Page:Assollant - La Chasse aux lions.djvu/89

La bibliothèque libre.
Cette page a été validée par deux contributeurs.
83
LA CHASSE AUX LIONS

Et il cracha sur elle pour lui montrer son mépris. Moi, de mon côté, je lui criai encore plus fort un tas de choses que je ne voudrais pas répéter devant les dames, et je lui jetai des glands, dont un l’attrapa sur le nez, à l’endroit même où elle avait reçu le coup de baïonnette. Ça la mit dans une telle rage, qu’elle essaya de grimper ; mais elle ne réussit pas. Elle bondissait, elle rugissait, elle mordait le tronc du chêne. Vrai ! c’était à faire trembler.

Pendant ce temps, l’Arabe se mit à siffler doucement :

« Ali ! Ali ! »

Le bourricot s’approcha.

Alors l’Arabe, avec son crochet, attrapa un nœud de l’épervier qui était sur son dos, entre les deux paniers, le souleva lentement, le saisit avec la main droite en se retenant de la gauche au tronc du chêne, et l’enleva jusqu’à lui, ce qui fit tomber à terre les deux petits lionceaux, qui étaient couchés dessus. Il cria de joie : « Allah ! Allah ! Allah Ahkar ! » comme qui dirait dans la langue de ce sauvage : « Dieu est vainqueur ! »
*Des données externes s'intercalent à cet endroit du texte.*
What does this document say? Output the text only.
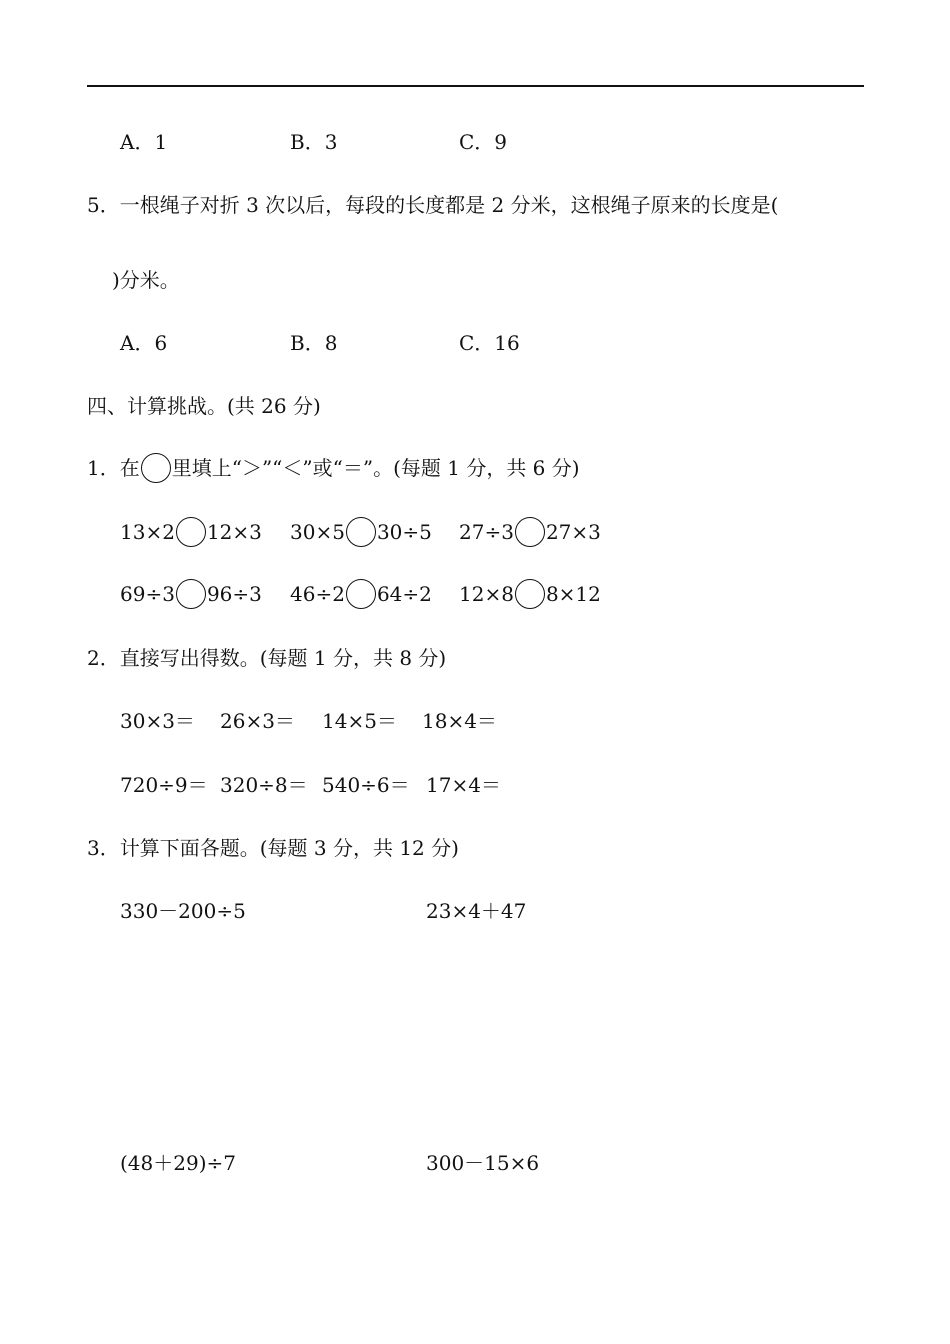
A．1	B．3	C．9
5．一根绳子对折 3 次以后，每段的长度都是 2 分米，这根绳子原来的长度是(
)分米。
A．6	B．8	C．16
四、计算挑战。(共 26 分)
1．在 里填上“＞”“＜”或“＝”。(每题 1 分，共 6 分)
13×2 12×3 30×5 30÷5 27÷3 27×3
69÷3 96÷3 46÷2 64÷2 12×8 8×12
2．直接写出得数。(每题 1 分，共 8 分)
30×3＝ 26×3＝ 14×5＝ 18×4＝
720÷9＝ 320÷8＝ 540÷6＝ 17×4＝
3．计算下面各题。(每题 3 分，共 12 分)
330－200÷5	23×4＋47
(48＋29)÷7	300－15×6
Si Dieu était vainqueur, mes moyens ne me permettent pas de le savoir, mais Ibrahim était content, et nous aussi, je vous en réponds !

Son cri fit retourner la lionne, qui vit l’épervier s’enlever dans l’air comme un oiseau, et les lionceaux tomber à terre comme deux fromages mous.

« Tonnerre ! qu’elle dit ; mille millions de tonnerres de bombardes et d’obusiers réunis ! »

Du moins, c’est ce que je compris quand elle poussa un rugissement si fort, que Pitou lui-même fut ébranlé (lui qui ne s’ébranle jamais), que l’Arabe Ibrahim se colla des deux bras au chêne comme un lièvre, et qu’Ali, le pauvre bourricot, tomba évanoui sur le rocher.

Elle devint si furieuse qu’elle bondit sur nous, malgré nos baïonnettes, et manqua de s’embrocher toute vive. Malheureusement, c’est ma broche qu’elle rencontra, qui glissa le long de son flanc et s’enfonça dans sa cuisse, mais sans entrer profondément, parce que la lionne recula vivement, comme vous pouvez croire, quand elle en sentit la pointe.